I thought that the syntax of mov is kind of mov <target>, <source> but then there's mov $0x0,%edi and I suppose, that target can't be 0. Same with sub $0x18,%esp.
This is the function which is called by toplevel_fnc
080aab5c <subroutine_fnc>:
80aab5c: 53 push %ebx // backup
80aab5d: 8b 54 24 08 mov 0x8(%esp),%edx // 1st parameter pointer to the memory
80aab61: 8b 44 24 0c mov 0xc(%esp),%eax // 2nd parameter int
80aab65: 83 f8 09 cmp $0x9,%eax // if (eax == 9)
80aab68: 74 15 je 80aab7f <subroutine_fnc+0x23> // true
80aab6a: 83 f8 20 cmp $0x20,%eax // else if(eax == 32)
80aab6d: 74 10 je 80aab7f <subroutine_fnc+0x23> // true
80aab6f: 3b 05 80 a9 0c 08 cmp 0x80ca980,%eax // else if(eax == 135047552)
80aab75: 74 08 je 80aab7f <subroutine_fnc+0x23> // true
80aab77: c7 02 00 00 00 00 movl $0x0,(%edx) // else edx = 0 -- first element in stack
80aab7d: eb 0e jmp 80aab8d <subroutine_fnc+0x31> // jump to end programm
80aab7f: 8b 0a mov (%edx),%ecx // ecx = edx
80aab81: 8d 59 01 lea 0x1(%ecx),%ebx // ebx = &(ecx + 1)
80aab84: 89 1a mov %ebx,(%edx) // edx = ebx
80aab86: 83 f9 01 cmp $0x1,%ecx // if(ecx == 1)

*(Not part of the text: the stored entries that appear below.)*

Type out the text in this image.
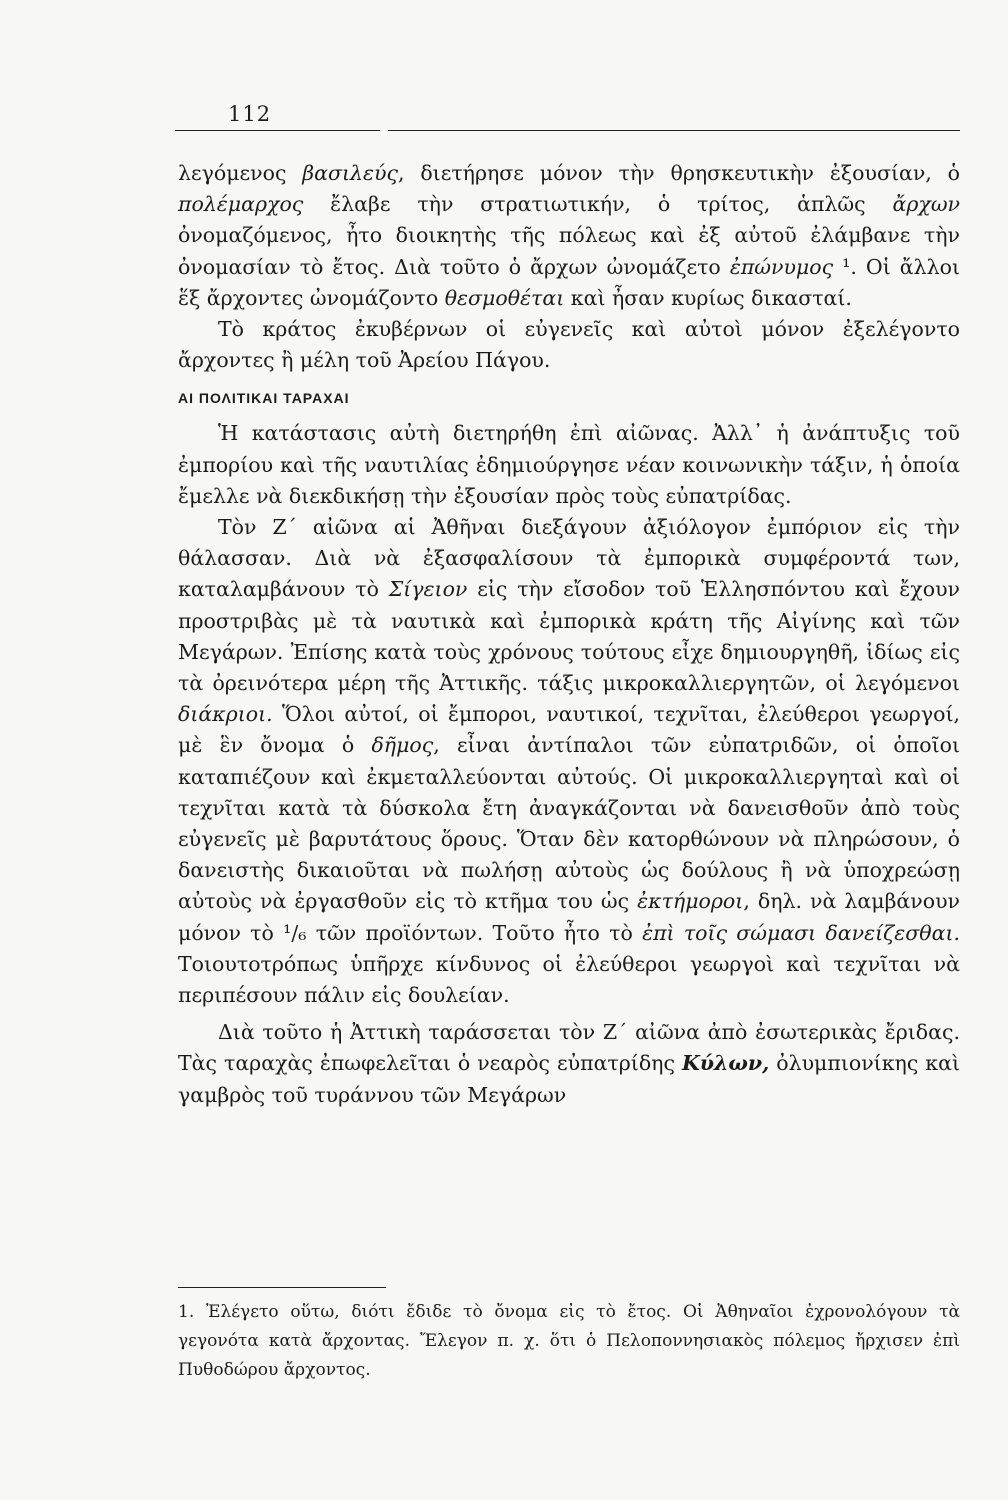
112

λεγόμενος βασιλεύς, διετήρησε μόνον τὴν θρησκευτικὴν ἐξουσίαν, ὁ πολέμαρχος ἔλαβε τὴν στρατιωτικήν, ὁ τρίτος, ἁπλῶς ἄρχων ὀνομαζόμενος, ἦτο διοικητὴς τῆς πόλεως καὶ ἐξ αὐτοῦ ἐλάμβανε τὴν ὀνομασίαν τὸ ἔτος. Διὰ τοῦτο ὁ ἄρχων ὠνομάζετο ἐπώνυμος ¹. Οἱ ἄλλοι ἕξ ἄρχοντες ὠνομάζοντο θεσμοθέται καὶ ἦσαν κυρίως δικασταί.

Τὸ κράτος ἐκυβέρνων οἱ εὐγενεῖς καὶ αὐτοὶ μόνον ἐξελέγοντο ἄρχοντες ἢ μέλη τοῦ Ἀρείου Πάγου.

ΑΙ ΠΟΛΙΤΙΚΑΙ ΤΑΡΑΧΑΙ

Ἡ κατάστασις αὐτὴ διετηρήθη ἐπὶ αἰῶνας. Ἀλλ᾽ ἡ ἀνάπτυξις τοῦ ἐμπορίου καὶ τῆς ναυτιλίας ἐδημιούργησε νέαν κοινωνικὴν τάξιν, ἡ ὁποία ἔμελλε νὰ διεκδικήσῃ τὴν ἐξουσίαν πρὸς τοὺς εὐπατρίδας.

Τὸν Ζ΄ αἰῶνα αἱ Ἀθῆναι διεξάγουν ἀξιόλογον ἐμπόριον εἰς τὴν θάλασσαν. Διὰ νὰ ἐξασφαλίσουν τὰ ἐμπορικὰ συμφέροντά των, καταλαμβάνουν τὸ Σίγειον εἰς τὴν εἴσοδον τοῦ Ἑλλησπόντου καὶ ἔχουν προστριβὰς μὲ τὰ ναυτικὰ καὶ ἐμπορικὰ κράτη τῆς Αἰγίνης καὶ τῶν Μεγάρων. Ἐπίσης κατὰ τοὺς χρόνους τούτους εἶχε δημιουργηθῆ, ἰδίως εἰς τὰ ὀρεινότερα μέρη τῆς Ἀττικῆς. τάξις μικροκαλλιεργητῶν, οἱ λεγόμενοι διάκριοι. Ὅλοι αὐτοί, οἱ ἔμποροι, ναυτικοί, τεχνῖται, ἐλεύθεροι γεωργοί, μὲ ἓν ὄνομα ὁ δῆμος, εἶναι ἀντίπαλοι τῶν εὐπατριδῶν, οἱ ὁποῖοι καταπιέζουν καὶ ἐκμεταλλεύονται αὐτούς. Οἱ μικροκαλλιεργηταὶ καὶ οἱ τεχνῖται κατὰ τὰ δύσκολα ἔτη ἀναγκάζονται νὰ δανεισθοῦν ἀπὸ τοὺς εὐγενεῖς μὲ βαρυτάτους ὅρους. Ὅταν δὲν κατορθώνουν νὰ πληρώσουν, ὁ δανειστὴς δικαιοῦται νὰ πωλήσῃ αὐτοὺς ὡς δούλους ἢ νὰ ὑποχρεώσῃ αὐτοὺς νὰ ἐργασθοῦν εἰς τὸ κτῆμα του ὡς ἐκτήμοροι, δηλ. νὰ λαμβάνουν μόνον τὸ ¹/₆ τῶν προϊόντων. Τοῦτο ἦτο τὸ ἐπὶ τοῖς σώμασι δανείζεσθαι. Τοιουτοτρόπως ὑπῆρχε κίνδυνος οἱ ἐλεύθεροι γεωργοὶ καὶ τεχνῖται νὰ περιπέσουν πάλιν εἰς δουλείαν.

Διὰ τοῦτο ἡ Ἀττικὴ ταράσσεται τὸν Ζ΄ αἰῶνα ἀπὸ ἐσωτερικὰς ἔριδας. Τὰς ταραχὰς ἐπωφελεῖται ὁ νεαρὸς εὐπατρίδης Κύλων, ὀλυμπιονίκης καὶ γαμβρὸς τοῦ τυράννου τῶν Μεγάρων

1. Ἐλέγετο οὕτω, διότι ἔδιδε τὸ ὄνομα εἰς τὸ ἔτος. Οἱ Ἀθηναῖοι ἐχρονολόγουν τὰ γεγονότα κατὰ ἄρχοντας. Ἔλεγον π. χ. ὅτι ὁ Πελοποννησιακὸς πόλεμος ἤρχισεν ἐπὶ Πυθοδώρου ἄρχοντος.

80aab89: 19 d2 sbb %edx,%edx // edx = 0 and CF is set
80aab8b: 21 d0 and %edx,%eax //
80aab8d: 5b pop %ebx
80aab8e: c3 ret
And this is toplevel_fnc
080aab8f <toplevel_fnc>:
80aab8f: 55 push %ebp
80aab90: 57 push %edi
80aab91: 56 push %esi
80aab92: 53 push %ebx
80aab93: 83 ec 18 sub $0x18,%esp //24 byte for local variables
80aab96: c7 44 24 14 00 00 00 movl $0x0,0x14(%esp) //esp + 0x14 = 0
80aab9d: 00
80aab9e: bf 00 00 00 00 mov $0x0,%edi //edi = 0
80aaba3: 8d 74 24 13 lea 0x13(%esp),%esi
80aaba7: 8d 6c 24 14 lea 0x14(%esp),%ebp
80aabab: eb 2e jmp 80aabdb <toplevel_fnc+0x4c>
80aabad: 0f be 44 24 13 movsbl 0x13(%esp),%eax
80aabb2: 89 44 24 04 mov %eax,0x4(%esp)
80aabb6: 89 2c 24 mov %ebp,(%esp)
80aabb9: e8 9e ff ff ff call 80aab5c <subroutine_fnc>
80aabbe: 88 44 24 13 mov %al,0x13(%esp)
80aabc2: 84 c0 test %al,%al
80aabc4: 74 12 je 80aabd8 <toplevel_fnc+0x49>
80aabc6: ba 01 00 00 00 mov $0x1,%edx
80aabcb: 89 d3 mov %edx,%ebx
80aabcd: 89 f1 mov %esi,%ecx
80aabcf: b8 04 00 00 00 mov $0x4,%eax
80aabd4: cd 80 int $0x80
80aabd6: eb 03 jmp 80aabdb <toplevel_fnc+0x4c>
80aabd8: 83 c7 01 add $0x1,%edi
80aabdb: ba 01 00 00 00 mov $0x1,%edx
80aabe0: bb 00 00 00 00 mov $0x0,%ebx
80aabe5: 89 f1 mov %esi,%ecx
80aabe7: b8 03 00 00 00 mov $0x3,%eax
80aabec: cd 80 int $0x80
80aabee: 83 f8 01 cmp $0x1,%eax
80aabf1: 74 ba je 80aabad <toplevel_fnc+0x1e>
80aabf3: 89 f8 mov %edi,%eax
80aabf5: 83 c4 18 add $0x18,%esp
80aabf8: 5b pop %ebx
80aabf9: 5e pop %esi
80aabfa: 5f pop %edi
80aabfb: 5d pop %ebp
80aabfc: c3 ret
Thank you in advance!
How can I find out what is the type of given parameter and return value in the assembler function?
You can only make an educated guess by looking at the instructions used to store the return value in R0 (aka EAX) and looking at the data stored there. Assembly language is typeless.
What does the lea 0x1(%ecx),%ebx exactly do? Is the address of 0x1(%ecx) stored in %ebx?
That stores the address specified by ecx + 1 in ebx. With these operands, it is effectively ebx = ecx + 1.